Boutilier also named Hammerhead MMA coaches Ryan Johns and Domenic Curulla for helping him prepare for the world championships.
“All my teammates have been a tremendous help to improve my overall game. Iron sharpens iron,” Boutilier said. “The hardest part of winning a world championship is having to rely on the availability of a gym and training partners, as well as maintaining the discipline to get the most out of each and every training session.”
For the last several months, Boutilier’s training schedule has been quite a grid both on the mat and in his car as he has logged countless miles up and down the I-5 corridor in his pursuit to improve his craft.
He trains Monday through Thursday at Hammerhead MMA. Friday mornings he trains at the Renzo Gracie Academy before training at 10th Planet BJJ Friday evenings. Both gyms are located in Portland, Oregon.
Things get equally busy for him on the weekends. Saturday mornings he is in Seattle at Marcelo Alonso BJJ, while Sunday afternoons he is practicing at Pinnacle Martial Arts in Puyallup.
“It’s a lot,” Boutilier about his training regiment, “but (winning a world championship) shows it’s paying off.”
Boutilier does all of this while maintaining a demanding day job. He has a master’s degree in structural engineering from the University of Washington and works for the Washington State Department of Transportation in Tumwater as a bridge engineer.
“’Ronster’ looks like your typical athlete. He’s lean and muscular, aka a jock,” Guel said. “So it’s pretty funny to see people’s reactions when they find out that he’s got a master’s degree in structural engineering and is practically a mathematician.”
A mathematician and now a world champion.

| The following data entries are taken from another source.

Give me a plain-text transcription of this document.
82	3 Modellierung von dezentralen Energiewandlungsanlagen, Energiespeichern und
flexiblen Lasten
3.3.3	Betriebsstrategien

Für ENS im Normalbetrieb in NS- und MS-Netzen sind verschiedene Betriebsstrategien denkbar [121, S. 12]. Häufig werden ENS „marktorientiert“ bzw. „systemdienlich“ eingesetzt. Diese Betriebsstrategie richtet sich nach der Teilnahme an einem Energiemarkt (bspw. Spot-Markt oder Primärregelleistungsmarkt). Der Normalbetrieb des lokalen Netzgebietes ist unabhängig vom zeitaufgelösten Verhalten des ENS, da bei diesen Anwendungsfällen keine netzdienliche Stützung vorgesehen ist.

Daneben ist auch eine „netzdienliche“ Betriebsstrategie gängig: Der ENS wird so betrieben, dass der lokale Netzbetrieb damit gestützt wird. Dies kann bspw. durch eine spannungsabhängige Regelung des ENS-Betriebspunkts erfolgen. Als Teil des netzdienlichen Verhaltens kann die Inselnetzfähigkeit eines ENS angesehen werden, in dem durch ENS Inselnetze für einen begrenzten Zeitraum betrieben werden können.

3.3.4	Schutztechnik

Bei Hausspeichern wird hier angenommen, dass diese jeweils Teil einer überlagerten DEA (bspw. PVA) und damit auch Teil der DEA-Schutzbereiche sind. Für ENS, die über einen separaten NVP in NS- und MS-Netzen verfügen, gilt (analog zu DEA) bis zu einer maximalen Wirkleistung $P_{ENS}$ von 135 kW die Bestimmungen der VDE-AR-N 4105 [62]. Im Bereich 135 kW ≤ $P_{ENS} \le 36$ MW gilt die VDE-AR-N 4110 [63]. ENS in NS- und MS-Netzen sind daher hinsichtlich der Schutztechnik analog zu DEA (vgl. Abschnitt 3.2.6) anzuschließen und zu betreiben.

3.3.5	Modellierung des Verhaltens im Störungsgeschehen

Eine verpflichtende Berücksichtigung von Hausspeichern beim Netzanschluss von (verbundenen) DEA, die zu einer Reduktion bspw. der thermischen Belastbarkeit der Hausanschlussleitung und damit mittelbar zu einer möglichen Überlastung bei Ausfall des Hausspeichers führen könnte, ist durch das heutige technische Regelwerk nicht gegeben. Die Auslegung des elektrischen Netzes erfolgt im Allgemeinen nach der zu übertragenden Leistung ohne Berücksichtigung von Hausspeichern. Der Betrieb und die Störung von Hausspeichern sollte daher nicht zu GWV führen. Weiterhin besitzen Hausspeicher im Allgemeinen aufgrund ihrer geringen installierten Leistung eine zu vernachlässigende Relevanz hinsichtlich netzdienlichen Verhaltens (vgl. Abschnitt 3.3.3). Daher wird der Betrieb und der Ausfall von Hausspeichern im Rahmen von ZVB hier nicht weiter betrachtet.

“One thing that is interesting about Jiu Jitsu is that you don’t have to be a big, strong, intimidating guy to be successful. One can develop a great grappling style by taking advantage of his or her best abilities including strength, speed, flexibility, or creativity,” Boutilier said. “Also, Jiu Jitsu is more of a chess match than it is a test of athletic ability. A high-level grappler will set up techniques by getting his or her opponent to react, baiting them to give up a position so you can capitalize on it. That’s what real Jiu Jitsu is all about. It is such a great sport because anyone at any age can do it, and it’s a lot of fun.”